What will the following code print, and why?
a = 7
def my_value(b)
b += 10
end
my_value(a)
puts a
=> 7
Assignment, including assignment operators like +=, does not mutate a variable, but changes the object that variable references. Since only the reference for b is changed, no alteration is made to the value referenced by a. Thus, a is still equal to 7 at the time of the puts.
Another way to look at this is that numbers in ruby are immutable. Thus, there is no way for my_value to mutate the value referenced by b. Thus, a is not changed by my_value.
What will the following code print, and why?
a = 7
def my_value(a)
a += 10
end
my_value(a)
puts a
=> 7
a += 10 is reassignment, however a = 7 is top level scope and is not available inside the method.
Variables outside the method are not visible inside the method, so the top level a is not available inside my_value. Furthermore, variables inside the method are not visible outside the method, so the a inside my_value is a local variable with no top-level visibility.
What will the following code print, and why?
a = 7
def my_value(b) a = b end
my_value(a + 5)
puts a
= 7
a inside of my_value is not available outside the method and (a) top level is not available inside my_value. Furthermore; a = b is assignment and now points to a new object.
Methods are self contained with respect to local variables.
What will the following code print, and why?
a = “Xyzzy”
def my_value(b)
b[2] = ‘-‘
end
my_value(a)
puts a
=> Xy-zy”
b[2] = is a method that mutates the caller, thus whats mutated inside of the method affects the object the top level variable points to.
Strings are mutable, numbers are not. Since we are actually modifying the string referenced by b, and b references the same string as a, the result from printing a shows an update to the value of the string.
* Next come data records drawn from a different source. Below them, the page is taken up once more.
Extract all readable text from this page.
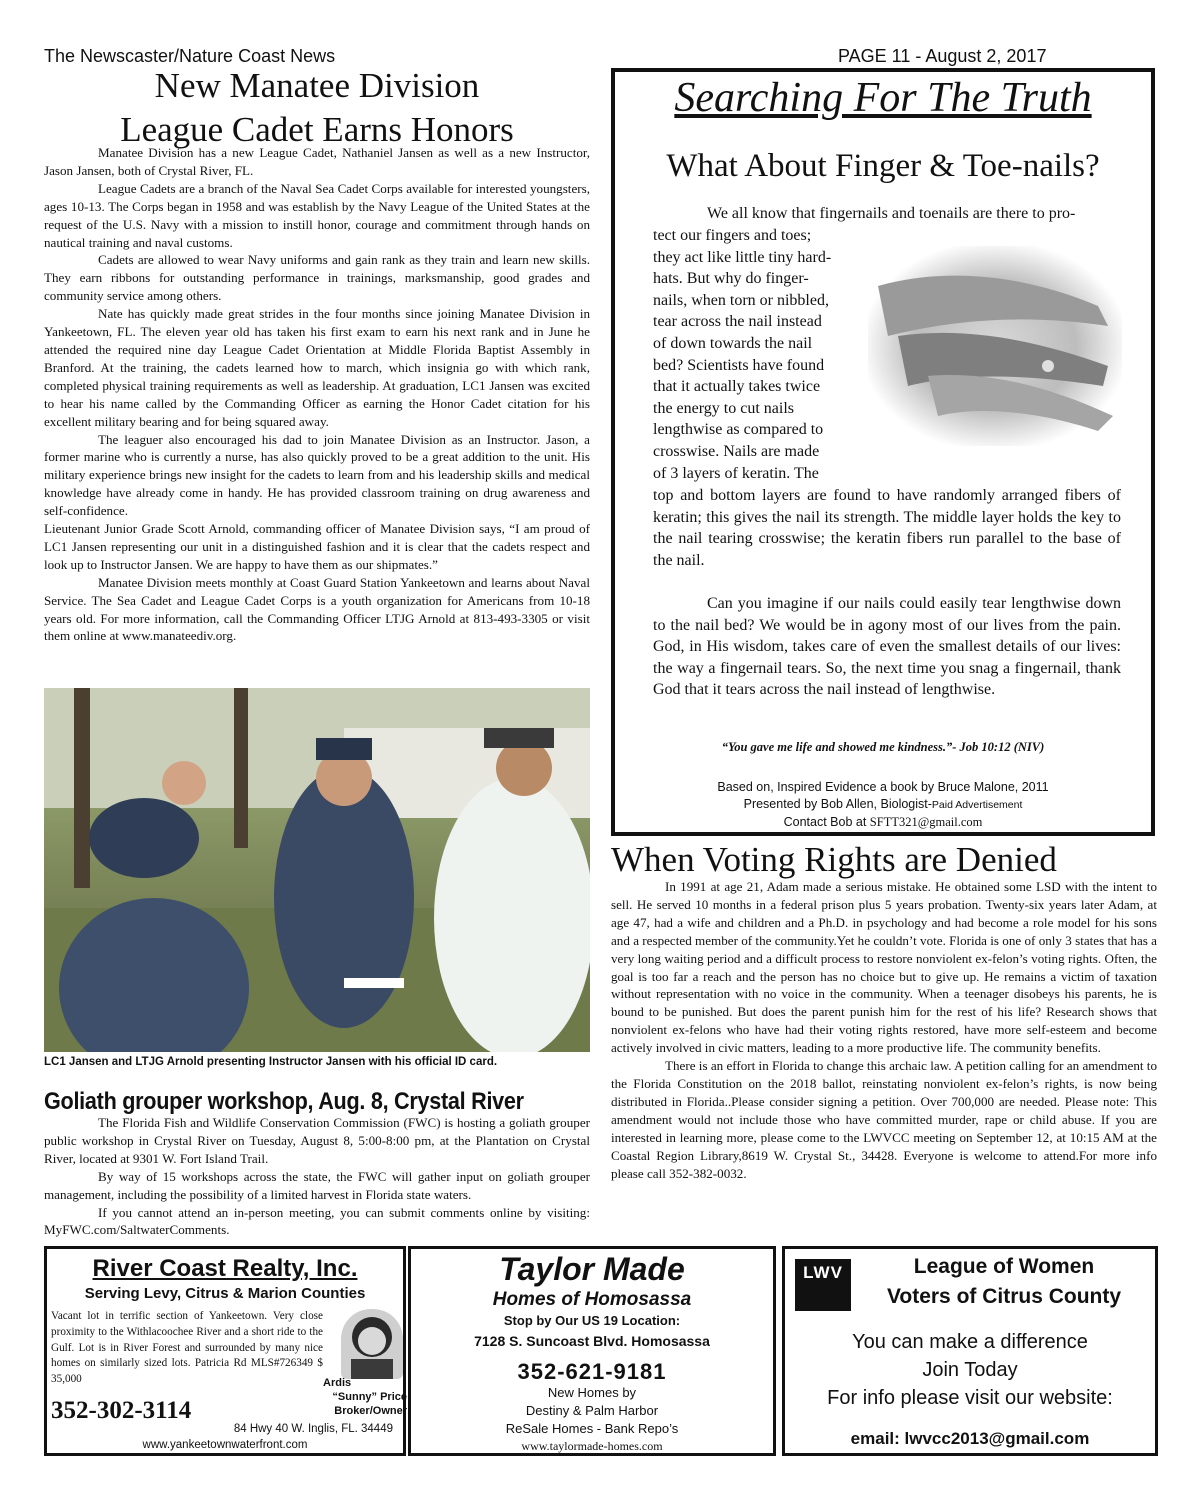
The Newscaster/Nature Coast News	PAGE 11 - August 2, 2017
New Manatee Division
League Cadet Earns Honors

Manatee Division has a new League Cadet, Nathaniel Jansen as well as a new Instructor, Jason Jansen, both of Crystal River, FL.

League Cadets are a branch of the Naval Sea Cadet Corps available for interested youngsters, ages 10-13. The Corps began in 1958 and was establish by the Navy League of the United States at the request of the U.S. Navy with a mission to instill honor, courage and commitment through hands on nautical training and naval customs.

Cadets are allowed to wear Navy uniforms and gain rank as they train and learn new skills. They earn ribbons for outstanding performance in trainings, marksmanship, good grades and community service among others.

Nate has quickly made great strides in the four months since joining Manatee Division in Yankeetown, FL. The eleven year old has taken his first exam to earn his next rank and in June he attended the required nine day League Cadet Orientation at Middle Florida Baptist Assembly in Branford. At the training, the cadets learned how to march, which insignia go with which rank, completed physical training requirements as well as leadership. At graduation, LC1 Jansen was excited to hear his name called by the Commanding Officer as earning the Honor Cadet citation for his excellent military bearing and for being squared away.

The leaguer also encouraged his dad to join Manatee Division as an Instructor. Jason, a former marine who is currently a nurse, has also quickly proved to be a great addition to the unit. His military experience brings new insight for the cadets to learn from and his leadership skills and medical knowledge have already come in handy. He has provided classroom training on drug awareness and self-confidence.

Lieutenant Junior Grade Scott Arnold, commanding officer of Manatee Division says, “I am proud of LC1 Jansen representing our unit in a distinguished fashion and it is clear that the cadets respect and look up to Instructor Jansen. We are happy to have them as our shipmates.”

Manatee Division meets monthly at Coast Guard Station Yankeetown and learns about Naval Service. The Sea Cadet and League Cadet Corps is a youth organization for Americans from 10-18 years old. For more information, call the Commanding Officer LTJG Arnold at 813-493-3305 or visit them online at www.manateediv.org.

LC1 Jansen and LTJG Arnold presenting Instructor Jansen with his official ID card.
Goliath grouper workshop, Aug. 8, Crystal River

The Florida Fish and Wildlife Conservation Commission (FWC) is hosting a goliath grouper public workshop in Crystal River on Tuesday, August 8, 5:00-8:00 pm, at the Plantation on Crystal River, located at 9301 W. Fort Island Trail.

By way of 15 workshops across the state, the FWC will gather input on goliath grouper management, including the possibility of a limited harvest in Florida state waters.

If you cannot attend an in-person meeting, you can submit comments online by visiting: MyFWC.com/SaltwaterComments.

Searching For The Truth
What About Finger & Toe-nails?
We all know that fingernails and toenails are there to pro-
tect our fingers and toes;
they act like little tiny hard-
hats. But why do finger-
nails, when torn or nibbled,
tear across the nail instead
of down towards the nail
bed? Scientists have found
that it actually takes twice
the energy to cut nails
lengthwise as compared to
crosswise. Nails are made
of 3 layers of keratin. The
top and bottom layers are found to have randomly arranged fibers of keratin; this gives the nail its strength. The middle layer holds the key to the nail tearing crosswise; the keratin fibers run parallel to the base of the nail.
Can you imagine if our nails could easily tear lengthwise down to the nail bed? We would be in agony most of our lives from the pain. God, in His wisdom, takes care of even the smallest details of our lives: the way a fingernail tears. So, the next time you snag a fingernail, thank God that it tears across the nail instead of lengthwise.
“You gave me life and showed me kindness.”- Job 10:12 (NIV)
Based on, Inspired Evidence a book by Bruce Malone, 2011
Presented by Bob Allen, Biologist-Paid Advertisement
Contact Bob at SFTT321@gmail.com
When Voting Rights are Denied

In 1991 at age 21, Adam made a serious mistake. He obtained some LSD with the intent to sell. He served 10 months in a federal prison plus 5 years probation. Twenty-six years later Adam, at age 47, had a wife and children and a Ph.D. in psychology and had become a role model for his sons and a respected member of the community.Yet he couldn’t vote. Florida is one of only 3 states that has a very long waiting period and a difficult process to restore nonviolent ex-felon’s voting rights. Often, the goal is too far a reach and the person has no choice but to give up. He remains a victim of taxation without representation with no voice in the community. When a teenager disobeys his parents, he is bound to be punished. But does the parent punish him for the rest of his life? Research shows that nonviolent ex-felons who have had their voting rights restored, have more self-esteem and become actively involved in civic matters, leading to a more productive life. The community benefits.

There is an effort in Florida to change this archaic law. A petition calling for an amendment to the Florida Constitution on the 2018 ballot, reinstating nonviolent ex-felon’s rights, is now being distributed in Florida..Please consider signing a petition. Over 700,000 are needed. Please note: This amendment would not include those who have committed murder, rape or child abuse. If you are interested in learning more, please come to the LWVCC meeting on September 12, at 10:15 AM at the Coastal Region Library,8619 W. Crystal St., 34428. Everyone is welcome to attend.For more info please call 352-382-0032.

River Coast Realty, Inc.
Serving Levy, Citrus & Marion Counties
Vacant lot in terrific section of Yankeetown. Very close proximity to the Withlacoochee River and a short ride to the Gulf. Lot is in River Forest and surrounded by many nice homes on similarly sized lots. Patricia Rd MLS#726349 $ 35,000	Ardis
“Sunny” Price
Broker/Owner
352-302-3114
84 Hwy 40 W. Inglis, FL. 34449
www.yankeetownwaterfront.com
Taylor Made
Homes of Homosassa
Stop by Our US 19 Location:
7128 S. Suncoast Blvd. Homosassa
352-621-9181
New Homes by
Destiny & Palm Harbor
ReSale Homes - Bank Repo’s
www.taylormade-homes.com
LWV	League of Women
Voters of Citrus County
You can make a difference
Join Today
For info please visit our website:
email: lwvcc2013@gmail.com
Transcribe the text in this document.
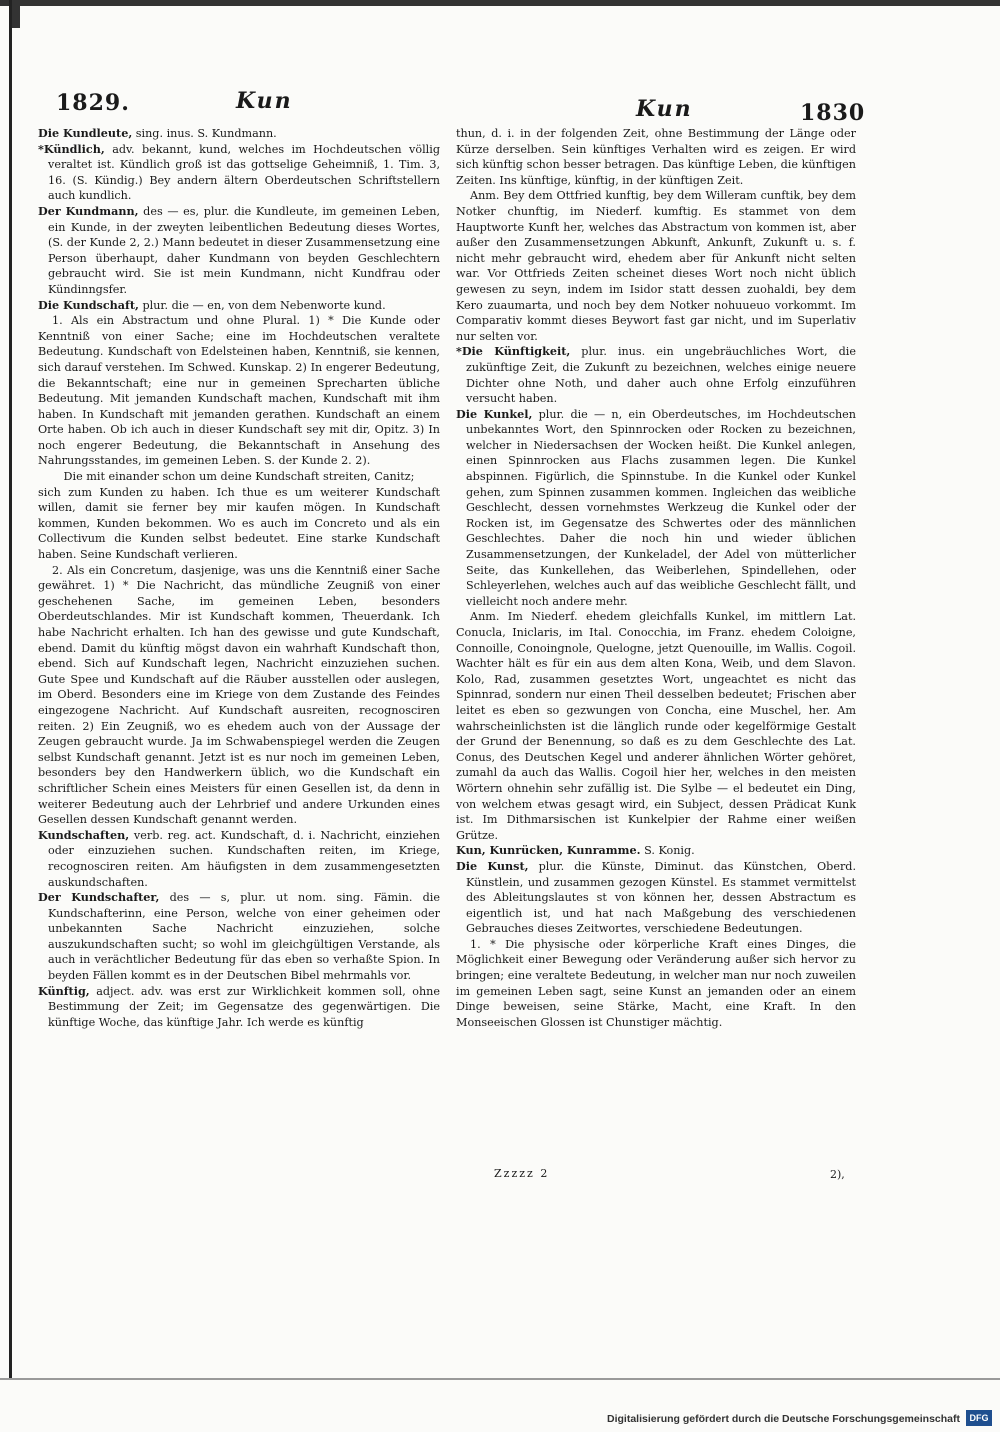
1829.	Kun	Kun	1830

Die Kundleute, sing. inus. S. Kundmann.

*Kündlich, adv. bekannt, kund, welches im Hochdeutschen völlig veraltet ist. Kündlich groß ist das gottselige Geheimniß, 1. Tim. 3, 16. (S. Kündig.) Bey andern ältern Oberdeutschen Schriftstellern auch kundlich.

Der Kundmann, des — es, plur. die Kundleute, im gemeinen Leben, ein Kunde, in der zweyten leibentlichen Bedeutung dieses Wortes, (S. der Kunde 2, 2.) Mann bedeutet in dieser Zusammensetzung eine Person überhaupt, daher Kundmann von beyden Geschlechtern gebraucht wird. Sie ist mein Kundmann, nicht Kundfrau oder Kündinngsfer.

Die Kundschaft, plur. die — en, von dem Nebenworte kund.

1. Als ein Abstractum und ohne Plural. 1) * Die Kunde oder Kenntniß von einer Sache; eine im Hochdeutschen veraltete Bedeutung. Kundschaft von Edelsteinen haben, Kenntniß, sie kennen, sich darauf verstehen. Im Schwed. Kunskap. 2) In engerer Bedeutung, die Bekanntschaft; eine nur in gemeinen Sprecharten übliche Bedeutung. Mit jemanden Kundschaft machen, Kundschaft mit ihm haben. In Kundschaft mit jemanden gerathen. Kundschaft an einem Orte haben. Ob ich auch in dieser Kundschaft sey mit dir, Opitz. 3) In noch engerer Bedeutung, die Bekanntschaft in Ansehung des Nahrungsstandes, im gemeinen Leben. S. der Kunde 2. 2).

Die mit einander schon um deine Kundschaft streiten, Canitz;

sich zum Kunden zu haben. Ich thue es um weiterer Kundschaft willen, damit sie ferner bey mir kaufen mögen. In Kundschaft kommen, Kunden bekommen. Wo es auch im Concreto und als ein Collectivum die Kunden selbst bedeutet. Eine starke Kundschaft haben. Seine Kundschaft verlieren.

2. Als ein Concretum, dasjenige, was uns die Kenntniß einer Sache gewähret. 1) * Die Nachricht, das mündliche Zeugniß von einer geschehenen Sache, im gemeinen Leben, besonders Oberdeutschlandes. Mir ist Kundschaft kommen, Theuerdank. Ich habe Nachricht erhalten. Ich han des gewisse und gute Kundschaft, ebend. Damit du künftig mögst davon ein wahrhaft Kundschaft thon, ebend. Sich auf Kundschaft legen, Nachricht einzuziehen suchen. Gute Spee und Kundschaft auf die Räuber ausstellen oder auslegen, im Oberd. Besonders eine im Kriege von dem Zustande des Feindes eingezogene Nachricht. Auf Kundschaft ausreiten, recognosciren reiten. 2) Ein Zeugniß, wo es ehedem auch von der Aussage der Zeugen gebraucht wurde. Ja im Schwabenspiegel werden die Zeugen selbst Kundschaft genannt. Jetzt ist es nur noch im gemeinen Leben, besonders bey den Handwerkern üblich, wo die Kundschaft ein schriftlicher Schein eines Meisters für einen Gesellen ist, da denn in weiterer Bedeutung auch der Lehrbrief und andere Urkunden eines Gesellen dessen Kundschaft genannt werden.

Kundschaften, verb. reg. act. Kundschaft, d. i. Nachricht, einziehen oder einzuziehen suchen. Kundschaften reiten, im Kriege, recognosciren reiten. Am häufigsten in dem zusammengesetzten auskundschaften.

Der Kundschafter, des — s, plur. ut nom. sing. Fämin. die Kundschafterinn, eine Person, welche von einer geheimen oder unbekannten Sache Nachricht einzuziehen, solche auszukundschaften sucht; so wohl im gleichgültigen Verstande, als auch in verächtlicher Bedeutung für das eben so verhaßte Spion. In beyden Fällen kommt es in der Deutschen Bibel mehrmahls vor.

Künftig, adject. adv. was erst zur Wirklichkeit kommen soll, ohne Bestimmung der Zeit; im Gegensatze des gegenwärtigen. Die künftige Woche, das künftige Jahr. Ich werde es künftig

thun, d. i. in der folgenden Zeit, ohne Bestimmung der Länge oder Kürze derselben. Sein künftiges Verhalten wird es zeigen. Er wird sich künftig schon besser betragen. Das künftige Leben, die künftigen Zeiten. Ins künftige, künftig, in der künftigen Zeit.

Anm. Bey dem Ottfried kunftig, bey dem Willeram cunftik, bey dem Notker chunftig, im Niederf. kumftig. Es stammet von dem Hauptworte Kunft her, welches das Abstractum von kommen ist, aber außer den Zusammensetzungen Abkunft, Ankunft, Zukunft u. s. f. nicht mehr gebraucht wird, ehedem aber für Ankunft nicht selten war. Vor Ottfrieds Zeiten scheinet dieses Wort noch nicht üblich gewesen zu seyn, indem im Isidor statt dessen zuohaldi, bey dem Kero zuaumarta, und noch bey dem Notker nohuueuo vorkommt. Im Comparativ kommt dieses Beywort fast gar nicht, und im Superlativ nur selten vor.

*Die Künftigkeit, plur. inus. ein ungebräuchliches Wort, die zukünftige Zeit, die Zukunft zu bezeichnen, welches einige neuere Dichter ohne Noth, und daher auch ohne Erfolg einzuführen versucht haben.

Die Kunkel, plur. die — n, ein Oberdeutsches, im Hochdeutschen unbekanntes Wort, den Spinnrocken oder Rocken zu bezeichnen, welcher in Niedersachsen der Wocken heißt. Die Kunkel anlegen, einen Spinnrocken aus Flachs zusammen legen. Die Kunkel abspinnen. Figürlich, die Spinnstube. In die Kunkel oder Kunkel gehen, zum Spinnen zusammen kommen. Ingleichen das weibliche Geschlecht, dessen vornehmstes Werkzeug die Kunkel oder der Rocken ist, im Gegensatze des Schwertes oder des männlichen Geschlechtes. Daher die noch hin und wieder üblichen Zusammensetzungen, der Kunkeladel, der Adel von mütterlicher Seite, das Kunkellehen, das Weiberlehen, Spindellehen, oder Schleyerlehen, welches auch auf das weibliche Geschlecht fällt, und vielleicht noch andere mehr.

Anm. Im Niederf. ehedem gleichfalls Kunkel, im mittlern Lat. Conucla, Iniclaris, im Ital. Conocchia, im Franz. ehedem Coloigne, Connoille, Conoingnole, Quelogne, jetzt Quenouille, im Wallis. Cogoil. Wachter hält es für ein aus dem alten Kona, Weib, und dem Slavon. Kolo, Rad, zusammen gesetztes Wort, ungeachtet es nicht das Spinnrad, sondern nur einen Theil desselben bedeutet; Frischen aber leitet es eben so gezwungen von Concha, eine Muschel, her. Am wahrscheinlichsten ist die länglich runde oder kegelförmige Gestalt der Grund der Benennung, so daß es zu dem Geschlechte des Lat. Conus, des Deutschen Kegel und anderer ähnlichen Wörter gehöret, zumahl da auch das Wallis. Cogoil hier her, welches in den meisten Wörtern ohnehin sehr zufällig ist. Die Sylbe — el bedeutet ein Ding, von welchem etwas gesagt wird, ein Subject, dessen Prädicat Kunk ist. Im Dithmarsischen ist Kunkelpier der Rahme einer weißen Grütze.

Kun, Kunrücken, Kunramme. S. Konig.

Die Kunst, plur. die Künste, Diminut. das Künstchen, Oberd. Künstlein, und zusammen gezogen Künstel. Es stammet vermittelst des Ableitungslautes st von können her, dessen Abstractum es eigentlich ist, und hat nach Maßgebung des verschiedenen Gebrauches dieses Zeitwortes, verschiedene Bedeutungen.

1. * Die physische oder körperliche Kraft eines Dinges, die Möglichkeit einer Bewegung oder Veränderung außer sich hervor zu bringen; eine veraltete Bedeutung, in welcher man nur noch zuweilen im gemeinen Leben sagt, seine Kunst an jemanden oder an einem Dinge beweisen, seine Stärke, Macht, eine Kraft. In den Monseeischen Glossen ist Chunstiger mächtig.

Zzzzz 2	2),
Digitalisierung gefördert durch die Deutsche Forschungsgemeinschaft DFG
What will the following code print, and why?
a = “Xyzzy”
def my_value(b) b = 'yzzyX' end
my_value(a)
puts a
=> ‘Xyzzy’
nothing happens, b inside the method is assigning b to a new object, a is still pointing to the original object. Assignment does not mutate. Inside variables are not available outside.
Assignment never changes the value of an object; instead, it creates a new object, and then stores a reference to that object in the variable on the left.
What will the following code print, and why?
a = 7
def my_value(b) b = a + a end
my_value(a)
puts a
=> Error message. Variable a inside method is not defined (assigned).
Even though a is defined before my_value is defined, it is not visible inside my_value. Methods are self contained with respect to local variables; local variables defined inside the method are not visible outside the method, and local variables defined outside the method are not visible inside the method.
What will the following code print, and why?
a = 7 array = [1, 2, 3]
array.each do |element|
a = element
end
puts a
=> 3
Variables at top level are available inside of blocks like the each method. a = element is reassignment of a. a is iterated through each item in the array and assigned to each item in sequence 1, 2, 3 so by the time puts is called on a it is equal to 3.
In this case, a starts out as 7, then we set a to 1, 2 and 3 in sequence. By the time we get to the puts, a has a value of 3.